Molly got it right. Last week’s choice was between art for students who have just about everything and food and education for children who have nothing. Having nothing leaves children prey to prostitution, militias, disease, and crime. And insures continued generations of child prostitutes, poverty, crime and suffering. So I think that one is an easy choice for the future. But if your heart says art, go for the art.
Lest these choices seem like parlor games, idle speculation on what we’d do with our excess money if only we had any, I’d say read Michael Lewis’s stunning book, The Big Short. Inside the Doomsday Machine.
(Lewis also wrote The Blind Side, so you know it's a good read.)
The Big Short is a moral tale on a national level with a stupendous and sickening effect on a great nation. Everybody knows Wall Street runs on greed. The surprise is how that greed has been encouraged to feed on our national treasure. How the uber-rich get more uber-rich at your expense.

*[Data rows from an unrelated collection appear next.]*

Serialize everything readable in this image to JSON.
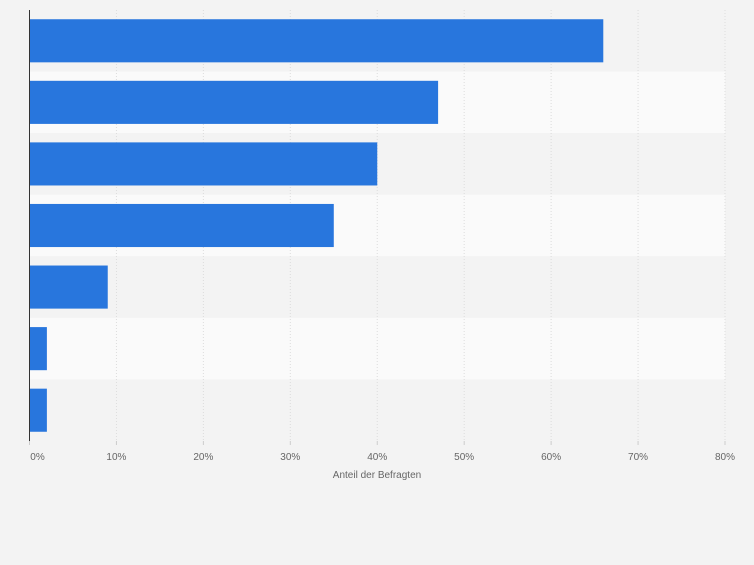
{
  "chart_data": {
    "type": "bar",
    "orientation": "horizontal",
    "categories": [
      "",
      "",
      "",
      "",
      "",
      "",
      ""
    ],
    "values": [
      66,
      47,
      40,
      35,
      9,
      2,
      2
    ],
    "xlabel": "Anteil der Befragten",
    "ylabel": "",
    "xlim": [
      0,
      80
    ],
    "x_ticks": [
      0,
      10,
      20,
      30,
      40,
      50,
      60,
      70,
      80
    ],
    "x_tick_labels": [
      "0%",
      "10%",
      "20%",
      "30%",
      "40%",
      "50%",
      "60%",
      "70%",
      "80%"
    ],
    "grid": true,
    "bar_color": "#2876dd",
    "row_band_colors": [
      "#f3f3f3",
      "#fafafa"
    ]
  }
}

The Big Short is a moral tale on a national level with a stupendous and sickening effect on a great nation. Everybody knows Wall Street runs on greed. The surprise is how that greed has been encouraged to feed on our national treasure. How the uber-rich get more uber-rich at your expense.

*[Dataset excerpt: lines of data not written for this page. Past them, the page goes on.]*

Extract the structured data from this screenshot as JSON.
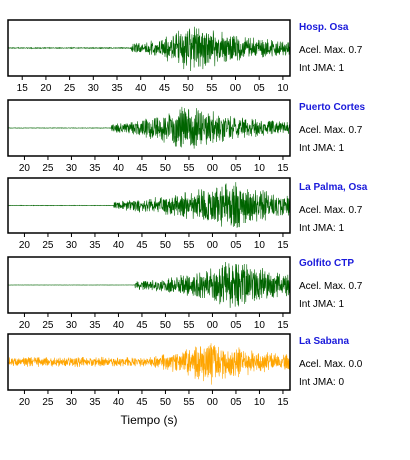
{
  "figure": {
    "xlabel": "Tiempo (s)",
    "accel_prefix": "Acel. Max.",
    "int_prefix": "Int JMA:"
  },
  "stations": [
    {
      "name": "Hosp. Osa",
      "accel": "0.7",
      "accel_label": "Acel. Max. 0.7",
      "int_jma": "1",
      "int_label": "Int JMA: 1"
    },
    {
      "name": "Puerto Cortes",
      "accel": "0.7",
      "accel_label": "Acel. Max. 0.7",
      "int_jma": "1",
      "int_label": "Int JMA: 1"
    },
    {
      "name": "La Palma, Osa",
      "accel": "0.7",
      "accel_label": "Acel. Max. 0.7",
      "int_jma": "1",
      "int_label": "Int JMA: 1"
    },
    {
      "name": "Golfito CTP",
      "accel": "0.7",
      "accel_label": "Acel. Max. 0.7",
      "int_jma": "1",
      "int_label": "Int JMA: 1"
    },
    {
      "name": "La Sabana",
      "accel": "0.0",
      "accel_label": "Acel. Max. 0.0",
      "int_jma": "0",
      "int_label": "Int JMA: 0"
    }
  ],
  "chart_data": [
    {
      "type": "line",
      "title": "Hosp. Osa",
      "color": "#006400",
      "xlim": [
        12,
        71.5
      ],
      "tick_labels": [
        "15",
        "20",
        "25",
        "30",
        "35",
        "40",
        "45",
        "50",
        "55",
        "00",
        "05",
        "10"
      ],
      "tick_start": 15,
      "tick_step": 5,
      "onset": 38,
      "peak": 51,
      "peak_amp": 1.0,
      "pre_amp": 0.02
    },
    {
      "name": "Puerto Cortes",
      "type": "line",
      "title": "Puerto Cortes",
      "color": "#006400",
      "xlim": [
        16.5,
        76.5
      ],
      "tick_labels": [
        "20",
        "25",
        "30",
        "35",
        "40",
        "45",
        "50",
        "55",
        "00",
        "05",
        "10",
        "15"
      ],
      "tick_start": 20,
      "tick_step": 5,
      "onset": 38.5,
      "peak": 55,
      "peak_amp": 0.95,
      "pre_amp": 0.01
    },
    {
      "type": "line",
      "title": "La Palma, Osa",
      "color": "#006400",
      "xlim": [
        16.5,
        76.5
      ],
      "tick_labels": [
        "20",
        "25",
        "30",
        "35",
        "40",
        "45",
        "50",
        "55",
        "00",
        "05",
        "10",
        "15"
      ],
      "tick_start": 20,
      "tick_step": 5,
      "onset": 39,
      "peak": 65,
      "peak_amp": 1.0,
      "pre_amp": 0.01
    },
    {
      "type": "line",
      "title": "Golfito CTP",
      "color": "#006400",
      "xlim": [
        16.5,
        76.5
      ],
      "tick_labels": [
        "20",
        "25",
        "30",
        "35",
        "40",
        "45",
        "50",
        "55",
        "00",
        "05",
        "10",
        "15"
      ],
      "tick_start": 20,
      "tick_step": 5,
      "onset": 43.5,
      "peak": 65,
      "peak_amp": 1.0,
      "pre_amp": 0.005
    },
    {
      "type": "line",
      "title": "La Sabana",
      "color": "#ffa500",
      "xlim": [
        16.5,
        76.5
      ],
      "tick_labels": [
        "20",
        "25",
        "30",
        "35",
        "40",
        "45",
        "50",
        "55",
        "00",
        "05",
        "10",
        "15"
      ],
      "tick_start": 20,
      "tick_step": 5,
      "onset": 43.5,
      "peak": 60,
      "peak_amp": 0.9,
      "pre_amp": 0.2
    }
  ]
}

Here’s a few bits from the last chapter. “By late September 2008 the nation’s highest financial official, U.S. Treasury Secretary Henry Paulson, (a former chairman of Goldman Sachs) persuaded Congress he needed $700 billion to buy subprime mortgage assets from banks. Thus was born TARP, which stood for Troubled Asset Relief Program. Once handed the money, Paulson abandoned his promised strategy and instead essentially began giving away billions of dollars to Citigroup, Morgan Stanley, Goldman Sachs, and a few others unnaturally selected for survival. . . .
Weeks after receiving its first $25 billion taxpayer investment, Citigroup returned to the Treasury to confess that – lo!—the markets still didn’t trust Citigroup to survive. In response, on November 24, the Treasury (Paulson) granted another $20 billion from TARP and simply guaranteed $306 billion of Citigroup’s assets. Treasury didn’t ask for a piece of the action, or management changes, or for that matter anything at all . . . The $306 billion guarantee – nearly two percent of the U.S. gross domestic product, and roughly the combined budgets of the departments of Agriculture, Education, Energy, Homeland Security, Housing and Urban Development, and Transportation – was presented undisguised as a gift.

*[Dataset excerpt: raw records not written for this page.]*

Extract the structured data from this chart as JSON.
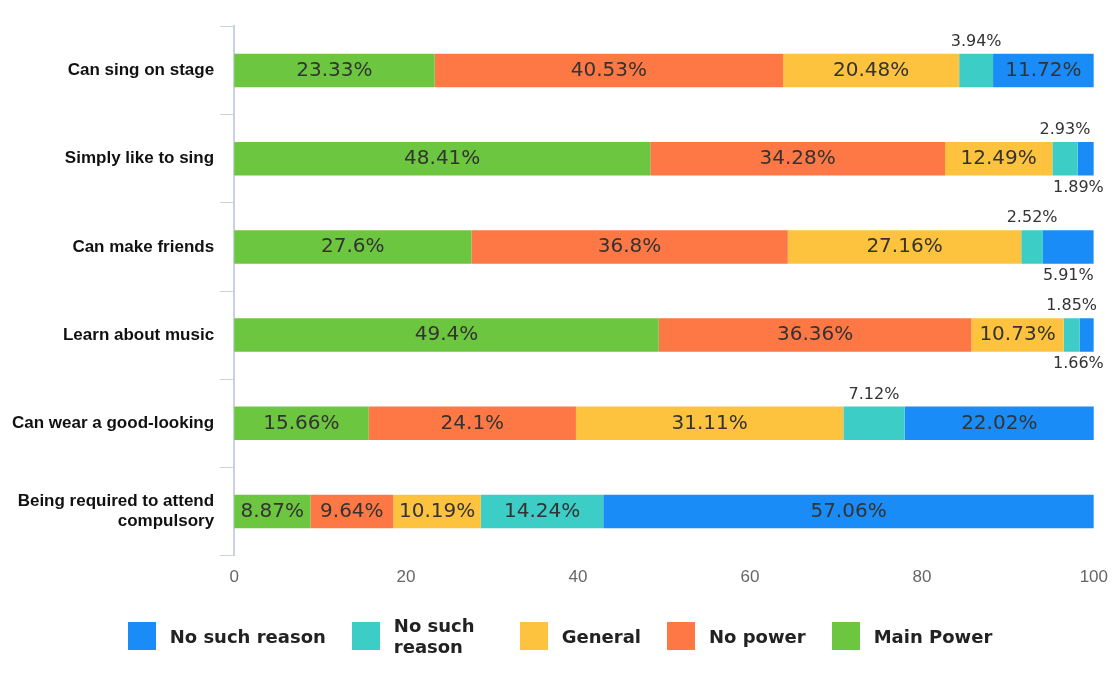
{
  "chart_data": {
    "type": "bar",
    "orientation": "horizontal",
    "stacked": true,
    "legend": "bottom",
    "grid": false,
    "categories": [
      "Can sing on stage",
      "Simply like to sing",
      "Can make friends",
      "Learn about music",
      "Can wear a good-looking",
      "Being required to attend compulsory"
    ],
    "xlim": [
      0,
      100
    ],
    "xticks": [
      0,
      20,
      40,
      60,
      80,
      100
    ],
    "series": [
      {
        "name": "Main Power",
        "color": "#6cc63f",
        "values": [
          23.33,
          48.41,
          27.6,
          49.4,
          15.66,
          8.87
        ],
        "value_labels": [
          "23.33%",
          "48.41%",
          "27.6%",
          "49.4%",
          "15.66%",
          "8.87%"
        ]
      },
      {
        "name": "No power",
        "color": "#fd7845",
        "values": [
          40.53,
          34.28,
          36.8,
          36.36,
          24.1,
          9.64
        ],
        "value_labels": [
          "40.53%",
          "34.28%",
          "36.8%",
          "36.36%",
          "24.1%",
          "9.64%"
        ]
      },
      {
        "name": "General",
        "color": "#fdc23e",
        "values": [
          20.48,
          12.49,
          27.16,
          10.73,
          31.11,
          10.19
        ],
        "value_labels": [
          "20.48%",
          "12.49%",
          "27.16%",
          "10.73%",
          "31.11%",
          "10.19%"
        ]
      },
      {
        "name": "No such reason",
        "color": "#3bcdc6",
        "values": [
          3.94,
          2.93,
          2.52,
          1.85,
          7.12,
          14.24
        ],
        "value_labels": [
          "3.94%",
          "2.93%",
          "2.52%",
          "1.85%",
          "7.12%",
          "14.24%"
        ]
      },
      {
        "name": "No such reason",
        "color": "#1a8cf7",
        "values": [
          11.72,
          1.89,
          5.91,
          1.66,
          22.02,
          57.06
        ],
        "value_labels": [
          "11.72%",
          "1.89%",
          "5.91%",
          "1.66%",
          "22.02%",
          "57.06%"
        ]
      }
    ]
  }
}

You see the parallel here between our $700,000 choice between kids who have and kids who don’t and the national treasure lavished on the owners of a Giant Bank while the departments of Agriculture, Education, Energy, Security & etc. go begging.
And the parallel between one Monday this January when Congress extended tax cuts (mainly for the uber-rich) at a national cost of three trillion dollars over the next ten years. And, on Tuesday when Congress called for much needed cuts to national programs of agriculture, education, Energy & etc. of some three trillion dollars over the next ten years.
On that note (nobody ever said the world was fair only that it ought to be) I’m going to wander off into the woods and leave the blog to work on a couple of books for a while. Cheers, and thanks for your time.